The CACHESIZ= value is a temporary attribute that applies only to the data set that is currently open. You can use a different CACHESIZ= value at different times when accessing the same file. To conserve memory, a maximum of 65024 bytes is allocated for the cache by default. The default allows as many pages as can be completely contained in the 65024-byte cache to be buffered and accessed with a single I/O. However, you can specify a CACHESIZ= value of up to 65024 bytes, the largest amount that can be accessed in a single I/O in an OpenVMS operating environment.

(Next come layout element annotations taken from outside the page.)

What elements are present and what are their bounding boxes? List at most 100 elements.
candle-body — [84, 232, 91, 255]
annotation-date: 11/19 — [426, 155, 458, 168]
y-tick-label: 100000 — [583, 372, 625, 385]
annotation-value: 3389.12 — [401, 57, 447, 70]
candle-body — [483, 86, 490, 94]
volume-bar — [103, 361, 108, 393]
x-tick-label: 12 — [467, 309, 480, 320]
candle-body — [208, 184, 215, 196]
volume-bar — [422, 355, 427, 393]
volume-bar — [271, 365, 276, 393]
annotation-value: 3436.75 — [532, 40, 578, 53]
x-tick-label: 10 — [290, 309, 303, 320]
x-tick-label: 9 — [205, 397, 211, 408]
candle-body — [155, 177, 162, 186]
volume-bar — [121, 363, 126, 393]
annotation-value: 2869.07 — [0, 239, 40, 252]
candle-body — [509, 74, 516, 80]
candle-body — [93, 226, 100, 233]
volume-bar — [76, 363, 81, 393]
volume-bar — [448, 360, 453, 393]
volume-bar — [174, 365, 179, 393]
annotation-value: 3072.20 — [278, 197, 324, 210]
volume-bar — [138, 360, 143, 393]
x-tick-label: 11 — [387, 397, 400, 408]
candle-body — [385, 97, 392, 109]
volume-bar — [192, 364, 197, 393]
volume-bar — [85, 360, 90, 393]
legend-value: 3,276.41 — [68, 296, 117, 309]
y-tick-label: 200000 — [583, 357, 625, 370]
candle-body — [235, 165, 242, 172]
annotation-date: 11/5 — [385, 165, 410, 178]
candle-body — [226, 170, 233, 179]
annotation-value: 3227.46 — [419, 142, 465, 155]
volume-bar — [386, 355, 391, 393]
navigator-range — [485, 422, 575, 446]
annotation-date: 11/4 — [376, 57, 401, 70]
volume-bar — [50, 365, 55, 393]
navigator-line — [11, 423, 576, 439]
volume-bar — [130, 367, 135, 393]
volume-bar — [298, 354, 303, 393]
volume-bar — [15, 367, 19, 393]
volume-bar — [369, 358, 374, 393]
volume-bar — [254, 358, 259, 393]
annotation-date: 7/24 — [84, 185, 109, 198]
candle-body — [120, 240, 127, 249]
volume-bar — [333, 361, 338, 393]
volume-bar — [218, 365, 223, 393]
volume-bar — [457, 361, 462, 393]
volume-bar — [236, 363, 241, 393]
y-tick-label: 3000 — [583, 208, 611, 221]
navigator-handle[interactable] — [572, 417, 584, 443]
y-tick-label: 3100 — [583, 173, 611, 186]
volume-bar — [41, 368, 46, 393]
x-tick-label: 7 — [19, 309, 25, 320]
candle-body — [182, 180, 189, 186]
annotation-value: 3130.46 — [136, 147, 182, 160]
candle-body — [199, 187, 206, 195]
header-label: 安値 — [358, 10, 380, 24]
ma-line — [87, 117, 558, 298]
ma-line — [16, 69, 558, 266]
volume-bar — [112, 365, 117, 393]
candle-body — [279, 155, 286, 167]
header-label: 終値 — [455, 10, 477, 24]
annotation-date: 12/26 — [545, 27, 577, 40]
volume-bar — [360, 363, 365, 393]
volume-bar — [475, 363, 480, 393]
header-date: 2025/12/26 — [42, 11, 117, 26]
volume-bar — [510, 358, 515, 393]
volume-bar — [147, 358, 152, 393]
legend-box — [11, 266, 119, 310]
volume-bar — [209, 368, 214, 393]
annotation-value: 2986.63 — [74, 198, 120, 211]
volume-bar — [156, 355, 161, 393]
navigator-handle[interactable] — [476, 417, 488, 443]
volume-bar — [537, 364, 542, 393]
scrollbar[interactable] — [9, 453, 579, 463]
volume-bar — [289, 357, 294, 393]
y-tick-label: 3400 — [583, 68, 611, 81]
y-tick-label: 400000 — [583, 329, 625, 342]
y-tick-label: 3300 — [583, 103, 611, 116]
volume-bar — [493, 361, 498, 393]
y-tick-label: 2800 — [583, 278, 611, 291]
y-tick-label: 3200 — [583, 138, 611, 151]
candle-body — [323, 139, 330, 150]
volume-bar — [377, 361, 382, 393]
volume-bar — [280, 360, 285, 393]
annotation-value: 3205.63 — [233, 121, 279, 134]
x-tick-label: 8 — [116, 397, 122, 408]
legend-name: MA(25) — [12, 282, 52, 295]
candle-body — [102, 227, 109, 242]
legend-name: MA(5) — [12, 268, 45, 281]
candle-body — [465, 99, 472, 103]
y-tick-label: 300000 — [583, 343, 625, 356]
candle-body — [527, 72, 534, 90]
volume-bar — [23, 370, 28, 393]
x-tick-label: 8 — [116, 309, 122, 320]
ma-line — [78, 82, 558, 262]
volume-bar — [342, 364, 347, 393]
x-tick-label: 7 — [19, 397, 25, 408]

Here is an example that uses the CACHESIZ= data set option to write a large data set efficiently. Note that in the following example, CACHESIZ= value is not a permanent attribute of the data set:
libname cache ''; data cache.big (cachesiz=65024); length a b c d e f g h i j k l m n o p q r s t u v w x y z $200; do ii=1 to 13000; output; end; run;
|Using Asynchronous I/O When Processing SAS Data Sets|
|Job type||Jobs that read or write SAS files.|
|Usage||The BASE engine now performs asynchronous
reading and writing by default. This allows overlap between SAS data set I/O and
Note: Asynchronous reading and writing
is enabled only if caching is turned on.
|Benefit||Asynchronous I/O allows other processing to continue while waiting on I/O completion. If there is a large gap between the CPU time used and the elapsed time reported in the FULLSTIMER statistics, asynchronous I/O can help reduce that gap.|
|Cost||Because data page caching must be in effect, the memory usage of the I/O cache must be incurred. For more information about controlling the size and number of caches used for a particular SAS file, see the data set options CACHENUM= and CACHESIZ=.|
In Version 8, asynchronous I/O is enabled by default. There are no additional options that need to be specified to use this feature. For all SAS files that use a data cache, SAS performs asynchronous I/O. Since multiple caches are now available for each SAS file, while an I/O is being performed on one cache of data, the SAS System may continue processing using other caches. For example, when SAS writes to a file, once the first cache becomes full an asynchronous I/O is initiated on that cache, but the SAS System does not have to wait on the I/O to complete. While that transaction is in progress, the SAS System can continue processing new data pages and store them in one of the other available caches. When that cache is full, an asynchronous I/O may be initiated on that cache as well.
Similarly, when SAS reads a file, additional caches of data may be read from the file asynchronously in anticipation of those pages being requested by the SAS System. When those pages are required, they will have already been read from disk, and no I/O wait need occur.
Because caching (with multiple caches) needs to be enabled
in order for asynchronous I/O to be
effective, if the cache is disabled with the CACHESIZ=0 option or the CACHENUM=0
option, no asynchronous I/O can occur.